The Omo Valley of southwestern Ethiopia is home to some of the most remote, colorful and interesting cultures in the world. Until the last few decades, these tribes have lived in isolation from the modern world. Some of the different ethnic groups situated along the Omo River include the Karo, Dus, Ngangatom, Hamar, Kwegu and Mursi. The Omo River flows for nearly a thousand kilometers from near Addis Ababa to empty into Kenya’s Lake Turkana.
The Karo mainly practice flood retreat cultivation, as do many of the tribes. When the level of the Omo recedes (September or October), they cultivate the river banks, continuing to do so as the river level continues to drop. Women make clay pots, which they trade with members of other tribes. The Karo are exceptional in the way they paint their face and body for dances and ceremonies. Karo women scarify their chests to beautify themselves; they use a knifte to cut the scars, then rub ash into the wound to produce a raised welt. Their traditional evening dances are exceptional and a thrill.
The Ngangatom tribe is rather war-like, and has settled primarily on the western side of the river. This is a great tribe to visit as they are less visited than most of the tribes on the eastern side of the river. The Hamar is a large agro-pastoralist tribe with a population of around 20,000 members who are known for their practice of body adornment. The women have long braided hair and wear heavy polished iron jewelry around their necks. The Hamar Market in Dimeka is held every Saturday and Tuesday. Hundreds of Hamar traders display their goods including honey, tobacco, sorghum, coffee substitute, gourds, jewelry, bananas, sorghum beer, rust-colored dust used to dye their hair, and much more.
The Hamar's most important ceremony is the “bullah” or “jumping of the bulls.” This occurs when a boy becomes engaged and is about to enter adulthood. Several hundred invited guests witness the ceremony. The “Maz,” or recently initiated men, must take a running leap onto the back of the first bull. Then he runs across the backs of a dozen or so lined up in a row, without falling, back and forth, 4 times. While running, the Maz ritualistically whip his young female cousins and sisters to encourage him. They don’t show the pain they must feel and they say they’re proud of the huge scars that result. Successfully done, he is blessed and sent off with the Maz who shave his head and make him one of their number.
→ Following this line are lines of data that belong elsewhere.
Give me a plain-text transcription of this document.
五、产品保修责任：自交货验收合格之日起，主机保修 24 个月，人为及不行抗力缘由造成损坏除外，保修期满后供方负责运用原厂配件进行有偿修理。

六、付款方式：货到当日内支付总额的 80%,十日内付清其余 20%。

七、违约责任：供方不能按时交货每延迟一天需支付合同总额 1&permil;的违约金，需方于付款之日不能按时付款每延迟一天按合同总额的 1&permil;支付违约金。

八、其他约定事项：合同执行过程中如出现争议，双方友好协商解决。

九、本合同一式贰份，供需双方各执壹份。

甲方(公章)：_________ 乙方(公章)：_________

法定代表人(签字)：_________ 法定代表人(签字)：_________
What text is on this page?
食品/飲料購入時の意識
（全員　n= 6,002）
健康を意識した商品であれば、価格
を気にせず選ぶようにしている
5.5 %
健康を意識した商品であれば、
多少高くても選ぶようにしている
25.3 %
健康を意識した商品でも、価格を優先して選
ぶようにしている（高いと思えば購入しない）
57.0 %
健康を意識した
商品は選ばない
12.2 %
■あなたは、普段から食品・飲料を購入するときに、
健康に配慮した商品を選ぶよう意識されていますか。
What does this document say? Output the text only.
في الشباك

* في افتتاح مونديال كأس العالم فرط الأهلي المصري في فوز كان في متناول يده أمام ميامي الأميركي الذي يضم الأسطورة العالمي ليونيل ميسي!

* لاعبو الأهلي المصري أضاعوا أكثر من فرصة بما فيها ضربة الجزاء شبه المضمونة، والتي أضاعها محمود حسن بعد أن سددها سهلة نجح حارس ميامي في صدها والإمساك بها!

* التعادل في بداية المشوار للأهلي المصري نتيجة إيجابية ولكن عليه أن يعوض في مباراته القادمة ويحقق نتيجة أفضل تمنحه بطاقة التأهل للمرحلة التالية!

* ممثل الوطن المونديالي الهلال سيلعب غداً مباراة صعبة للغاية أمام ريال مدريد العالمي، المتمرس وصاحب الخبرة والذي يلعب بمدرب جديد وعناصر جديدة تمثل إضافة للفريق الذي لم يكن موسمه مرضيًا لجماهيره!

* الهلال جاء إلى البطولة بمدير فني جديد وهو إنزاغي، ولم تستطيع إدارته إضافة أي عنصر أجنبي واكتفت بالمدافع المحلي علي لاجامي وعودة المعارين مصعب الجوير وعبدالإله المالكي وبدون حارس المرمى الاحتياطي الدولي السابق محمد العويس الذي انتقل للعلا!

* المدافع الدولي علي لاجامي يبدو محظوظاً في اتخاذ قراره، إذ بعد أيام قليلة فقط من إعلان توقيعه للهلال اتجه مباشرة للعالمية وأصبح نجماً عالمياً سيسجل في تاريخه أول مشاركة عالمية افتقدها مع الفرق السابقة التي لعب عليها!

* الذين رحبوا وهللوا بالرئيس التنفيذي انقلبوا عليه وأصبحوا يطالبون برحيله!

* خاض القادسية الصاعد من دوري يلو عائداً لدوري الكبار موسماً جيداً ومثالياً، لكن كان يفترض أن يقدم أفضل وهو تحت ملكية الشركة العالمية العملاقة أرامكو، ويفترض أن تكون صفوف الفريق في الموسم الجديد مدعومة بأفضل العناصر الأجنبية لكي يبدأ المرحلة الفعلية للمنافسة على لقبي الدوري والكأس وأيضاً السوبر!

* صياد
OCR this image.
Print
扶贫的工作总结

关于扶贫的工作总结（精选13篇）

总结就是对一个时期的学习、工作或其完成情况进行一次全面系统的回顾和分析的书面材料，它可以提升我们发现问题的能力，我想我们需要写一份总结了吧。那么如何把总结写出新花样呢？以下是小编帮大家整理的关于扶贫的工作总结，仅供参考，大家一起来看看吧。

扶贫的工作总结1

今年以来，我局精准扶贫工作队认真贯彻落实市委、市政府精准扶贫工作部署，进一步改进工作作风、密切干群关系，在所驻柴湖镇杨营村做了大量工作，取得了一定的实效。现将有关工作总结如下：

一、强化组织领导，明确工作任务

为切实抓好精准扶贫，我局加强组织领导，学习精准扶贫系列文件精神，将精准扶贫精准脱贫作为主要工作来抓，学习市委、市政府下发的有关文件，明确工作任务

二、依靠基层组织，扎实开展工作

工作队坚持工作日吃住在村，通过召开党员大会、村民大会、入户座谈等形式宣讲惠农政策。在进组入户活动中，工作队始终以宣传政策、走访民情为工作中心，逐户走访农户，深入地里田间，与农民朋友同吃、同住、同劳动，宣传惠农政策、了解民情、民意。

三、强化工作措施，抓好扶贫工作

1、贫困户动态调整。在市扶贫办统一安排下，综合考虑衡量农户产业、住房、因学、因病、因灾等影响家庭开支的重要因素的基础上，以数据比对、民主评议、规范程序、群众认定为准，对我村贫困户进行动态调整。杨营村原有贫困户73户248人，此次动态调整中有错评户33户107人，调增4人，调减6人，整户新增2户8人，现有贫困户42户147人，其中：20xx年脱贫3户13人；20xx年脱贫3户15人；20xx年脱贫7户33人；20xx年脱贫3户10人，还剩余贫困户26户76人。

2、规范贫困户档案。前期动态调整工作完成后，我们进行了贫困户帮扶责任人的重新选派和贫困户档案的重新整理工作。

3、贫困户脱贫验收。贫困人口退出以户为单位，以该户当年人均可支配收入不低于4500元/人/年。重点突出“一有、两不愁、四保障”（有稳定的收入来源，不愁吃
The Mursi possess a war-like culture, predominantly fighting to control large tracts of land for grazing. Many Mursi women have clay plates up to 7 inches in diameter inserted in their lower lips. The men practice light scarification on their shoulders after killing an enemy, and paint most of their bodies with white chalk during dances and ceremonies. They are the most accessible tribe, and therefore more “commercial” than other tribes.
The Suri are relatives of the Mursi and live in the western highlands of the Omo Valley. In terms of logistics, this area is much harder to access and therefore fewer tourists are able to visit. Consequentially, they are more in touch with traditional ways and practices—which includes scarification, lip plates and stick-fighting. For those in search of the quieter corners of the valley, the Surma highlands are a must.
The Kwegu live on banks of the confluence of the Omo and Mago Rivers. Numbering just a few hundred, they are good fishermen and also trap small game and collect honey and wild fruits. These people are the poorest of the poor on the Omo. They have neither cattle nor land.
A bridge across the Omo is allowing for easier access to the tribes on the west bank. Visitors should allow at least 5 days to explore the Omo River Valley.